Saya ingin berbagi pengalaman dengan para pembaca sekalian. Pengalaman yang mungkin dangkal dan sepele tetapi bisa menjadi dalam dan mendasar. Bermula dari saling pandang menjadi pandangan yang mendalam. Rupanya ‘memandang’ yang sepele itu bisa menjadi dasar iman kita.

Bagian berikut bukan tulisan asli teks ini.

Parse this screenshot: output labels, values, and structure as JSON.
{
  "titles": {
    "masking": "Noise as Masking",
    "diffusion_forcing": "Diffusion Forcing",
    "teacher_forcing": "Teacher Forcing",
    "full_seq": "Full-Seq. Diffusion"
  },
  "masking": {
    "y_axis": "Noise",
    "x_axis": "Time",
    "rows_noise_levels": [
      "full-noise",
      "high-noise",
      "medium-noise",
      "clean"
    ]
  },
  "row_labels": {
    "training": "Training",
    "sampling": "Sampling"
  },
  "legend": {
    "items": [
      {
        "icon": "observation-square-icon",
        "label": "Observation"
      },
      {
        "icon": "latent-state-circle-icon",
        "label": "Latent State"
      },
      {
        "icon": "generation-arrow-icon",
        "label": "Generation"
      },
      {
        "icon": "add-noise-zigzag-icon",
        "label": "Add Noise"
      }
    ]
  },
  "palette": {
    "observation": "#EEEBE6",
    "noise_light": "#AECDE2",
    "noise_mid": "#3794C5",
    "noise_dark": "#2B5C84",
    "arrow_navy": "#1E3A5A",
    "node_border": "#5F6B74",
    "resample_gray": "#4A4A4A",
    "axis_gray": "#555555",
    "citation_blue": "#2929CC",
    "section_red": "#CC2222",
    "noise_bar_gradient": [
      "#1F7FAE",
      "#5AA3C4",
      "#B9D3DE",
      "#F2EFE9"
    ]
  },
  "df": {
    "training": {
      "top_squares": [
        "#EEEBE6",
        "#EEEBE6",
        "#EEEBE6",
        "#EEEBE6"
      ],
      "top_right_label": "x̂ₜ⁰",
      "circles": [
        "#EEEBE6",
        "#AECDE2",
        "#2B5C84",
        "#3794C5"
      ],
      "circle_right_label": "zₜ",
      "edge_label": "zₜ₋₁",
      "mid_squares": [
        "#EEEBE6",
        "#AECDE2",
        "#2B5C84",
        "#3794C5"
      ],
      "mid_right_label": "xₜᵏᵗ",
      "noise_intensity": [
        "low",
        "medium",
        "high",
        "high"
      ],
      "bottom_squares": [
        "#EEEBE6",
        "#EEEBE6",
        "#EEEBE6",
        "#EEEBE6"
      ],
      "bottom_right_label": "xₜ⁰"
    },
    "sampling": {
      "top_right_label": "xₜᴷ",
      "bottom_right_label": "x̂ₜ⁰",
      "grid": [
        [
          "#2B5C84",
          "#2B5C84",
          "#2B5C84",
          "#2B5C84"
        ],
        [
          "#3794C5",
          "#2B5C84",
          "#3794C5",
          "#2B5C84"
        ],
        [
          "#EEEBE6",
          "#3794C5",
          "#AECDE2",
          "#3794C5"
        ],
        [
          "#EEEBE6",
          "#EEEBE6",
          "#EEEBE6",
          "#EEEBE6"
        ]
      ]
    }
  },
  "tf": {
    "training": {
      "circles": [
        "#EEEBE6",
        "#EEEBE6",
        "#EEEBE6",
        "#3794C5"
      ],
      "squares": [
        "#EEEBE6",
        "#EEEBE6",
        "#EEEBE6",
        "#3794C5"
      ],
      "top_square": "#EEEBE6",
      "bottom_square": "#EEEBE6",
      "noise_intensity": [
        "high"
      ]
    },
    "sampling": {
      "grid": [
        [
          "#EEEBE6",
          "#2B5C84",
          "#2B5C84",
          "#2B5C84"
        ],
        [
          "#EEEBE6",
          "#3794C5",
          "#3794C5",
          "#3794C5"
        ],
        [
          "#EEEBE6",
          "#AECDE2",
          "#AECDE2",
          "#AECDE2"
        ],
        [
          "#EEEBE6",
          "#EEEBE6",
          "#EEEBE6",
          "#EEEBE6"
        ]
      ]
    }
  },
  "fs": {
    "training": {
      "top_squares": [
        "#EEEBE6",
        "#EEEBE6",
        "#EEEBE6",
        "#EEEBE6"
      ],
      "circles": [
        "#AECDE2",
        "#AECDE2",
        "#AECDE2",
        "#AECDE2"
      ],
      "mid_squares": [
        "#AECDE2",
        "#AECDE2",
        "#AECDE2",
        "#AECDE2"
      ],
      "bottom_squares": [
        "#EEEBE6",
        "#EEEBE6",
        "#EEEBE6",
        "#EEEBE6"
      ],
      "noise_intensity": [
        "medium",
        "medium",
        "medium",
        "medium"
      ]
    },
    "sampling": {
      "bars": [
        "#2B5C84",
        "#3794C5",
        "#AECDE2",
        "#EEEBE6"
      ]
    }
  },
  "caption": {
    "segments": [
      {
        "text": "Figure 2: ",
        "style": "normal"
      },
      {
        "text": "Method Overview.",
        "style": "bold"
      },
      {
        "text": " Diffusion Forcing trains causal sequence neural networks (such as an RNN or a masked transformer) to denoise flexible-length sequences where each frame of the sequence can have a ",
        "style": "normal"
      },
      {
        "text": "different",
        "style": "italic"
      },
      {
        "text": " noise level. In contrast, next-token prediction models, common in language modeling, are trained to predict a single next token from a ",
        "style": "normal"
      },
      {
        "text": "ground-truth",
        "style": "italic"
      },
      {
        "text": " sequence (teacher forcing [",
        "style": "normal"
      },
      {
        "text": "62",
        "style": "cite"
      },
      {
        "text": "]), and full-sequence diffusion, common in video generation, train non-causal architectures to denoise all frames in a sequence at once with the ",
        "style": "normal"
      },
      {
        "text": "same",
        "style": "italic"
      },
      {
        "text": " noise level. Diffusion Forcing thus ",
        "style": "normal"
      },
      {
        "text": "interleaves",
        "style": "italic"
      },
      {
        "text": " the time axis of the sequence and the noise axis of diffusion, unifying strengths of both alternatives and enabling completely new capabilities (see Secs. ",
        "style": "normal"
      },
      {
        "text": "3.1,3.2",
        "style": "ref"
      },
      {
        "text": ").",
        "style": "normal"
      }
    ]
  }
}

Selama bulan Juli yang lalu (1-31), saya mengikuti retret di kota Bologna. Retret ini dipandu oleh tim yang terdiri dari 3 pastor Jesuit, 2 suster,  dan 2 awam. Jumlah peserta 35 orang. Ada 1 pastor projo, 2 suster, para frater dari beberapa kongregasi dan dari beberapa keuskupan, dan beberapa awam. Setiap peserta mempunyai pembimbing rohani dan membuat pertemuan atau qolloquium pribadi setiap hari sekitar 30-45 menit bahkan kadang 1 jam. Selain itu, ada 3 kali pertemuan bersama (Pukul 12.00, 15.00 dan 20.45). 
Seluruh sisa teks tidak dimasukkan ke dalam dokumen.